Walter Olson would like this development. And perhaps he is right to do so. It is perishingly easy for lawyers to get a case into court. And once there, a defendant pays through the nose for justice. The American Rule prohibits a judge from assessing costs on the loser. Hence, there is little incentive for plaintiff's lawyers to avoid playing spin the bottle with other people's money. Olson proposes elimination of the American Rule. I agree with him, but not entirely: Transferring costs to individual plaintiffs would work a regressive sort of harm on those litigants least likely to afford it. I say require plaintiff's lawyers to post a bond as security for costs. To cover the cost of this bond, lawyers could purchase something like insurance. As with the case of bondsmen, lawyers would be permitted to post only so much insured bond. Defendants could then recoup the costs of litigation without undermining access to the courts by ordinary people. All that would be required would be asking lawyers to make cost-benefit analysis about their own funds.

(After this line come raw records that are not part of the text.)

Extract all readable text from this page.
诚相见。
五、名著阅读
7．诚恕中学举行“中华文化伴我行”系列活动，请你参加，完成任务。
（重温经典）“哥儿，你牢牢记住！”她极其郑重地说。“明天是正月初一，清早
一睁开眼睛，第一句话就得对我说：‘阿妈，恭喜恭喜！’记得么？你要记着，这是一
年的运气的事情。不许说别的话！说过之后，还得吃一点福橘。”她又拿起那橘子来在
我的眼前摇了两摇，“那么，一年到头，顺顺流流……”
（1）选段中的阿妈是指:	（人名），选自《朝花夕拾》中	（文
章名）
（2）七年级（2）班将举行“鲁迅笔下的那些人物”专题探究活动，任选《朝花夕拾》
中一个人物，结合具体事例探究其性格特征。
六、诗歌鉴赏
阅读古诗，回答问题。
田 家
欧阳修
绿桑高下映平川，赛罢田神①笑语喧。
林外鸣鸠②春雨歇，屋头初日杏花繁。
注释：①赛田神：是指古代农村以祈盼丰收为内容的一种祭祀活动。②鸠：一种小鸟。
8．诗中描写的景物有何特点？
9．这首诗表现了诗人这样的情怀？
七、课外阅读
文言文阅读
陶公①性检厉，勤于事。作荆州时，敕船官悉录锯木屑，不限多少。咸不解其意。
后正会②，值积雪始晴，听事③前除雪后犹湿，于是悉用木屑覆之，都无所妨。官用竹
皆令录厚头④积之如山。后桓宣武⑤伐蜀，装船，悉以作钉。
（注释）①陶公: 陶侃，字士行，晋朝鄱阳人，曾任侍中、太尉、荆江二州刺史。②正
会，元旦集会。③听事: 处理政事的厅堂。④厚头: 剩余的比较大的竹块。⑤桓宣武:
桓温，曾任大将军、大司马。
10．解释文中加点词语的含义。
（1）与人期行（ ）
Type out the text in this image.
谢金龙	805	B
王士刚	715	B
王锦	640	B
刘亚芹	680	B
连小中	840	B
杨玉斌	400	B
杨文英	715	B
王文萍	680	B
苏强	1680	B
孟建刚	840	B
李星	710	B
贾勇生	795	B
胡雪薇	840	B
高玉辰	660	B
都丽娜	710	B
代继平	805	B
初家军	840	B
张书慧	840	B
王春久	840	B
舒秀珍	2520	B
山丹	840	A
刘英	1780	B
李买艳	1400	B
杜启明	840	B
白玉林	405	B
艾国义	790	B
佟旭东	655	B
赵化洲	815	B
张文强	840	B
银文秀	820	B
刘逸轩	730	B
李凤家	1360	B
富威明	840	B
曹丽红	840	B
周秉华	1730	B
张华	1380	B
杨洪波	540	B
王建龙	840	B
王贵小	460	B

So what was my ambivalence about the Olson book? I hate to confess this, but here goes: I was envious of the big-time lawyers in the mass tort and products liability business. I've met a few of these folks at one location or another. I recall meeting John Quinn, now deceased, several years ago in Wyoming. He was rumored to have more money than God. I turned my nose up at the time. How could one lawyer have thousands of clients? And what about the ethics of active solicitation of the injured? It seemed, and still seems, sleazy. But it does take my breath away to learn about lawyers with the same J.D. I possess making enough money to cause Croesus to weep.
Envy aside, however, reading Olson made me better understand why lawyers are disdained by many in the business community. I read of one industry after another crippled by litigation and I wondered whether markets really ought to be cleared in such a manner. And if litigation is to decide the life or death of an industry, ought there not be countervailing pressures on lawyers? I end where I started. Lawyers have too much power. We play with the lives of others with impunity. I think Olson's on to something.
I await his next book, and encourage him to take a look at the lives or ordinary lawyers. Not all of us own jets. I'm thrilled with first class on the few times I've tried it. Most often I fly coach.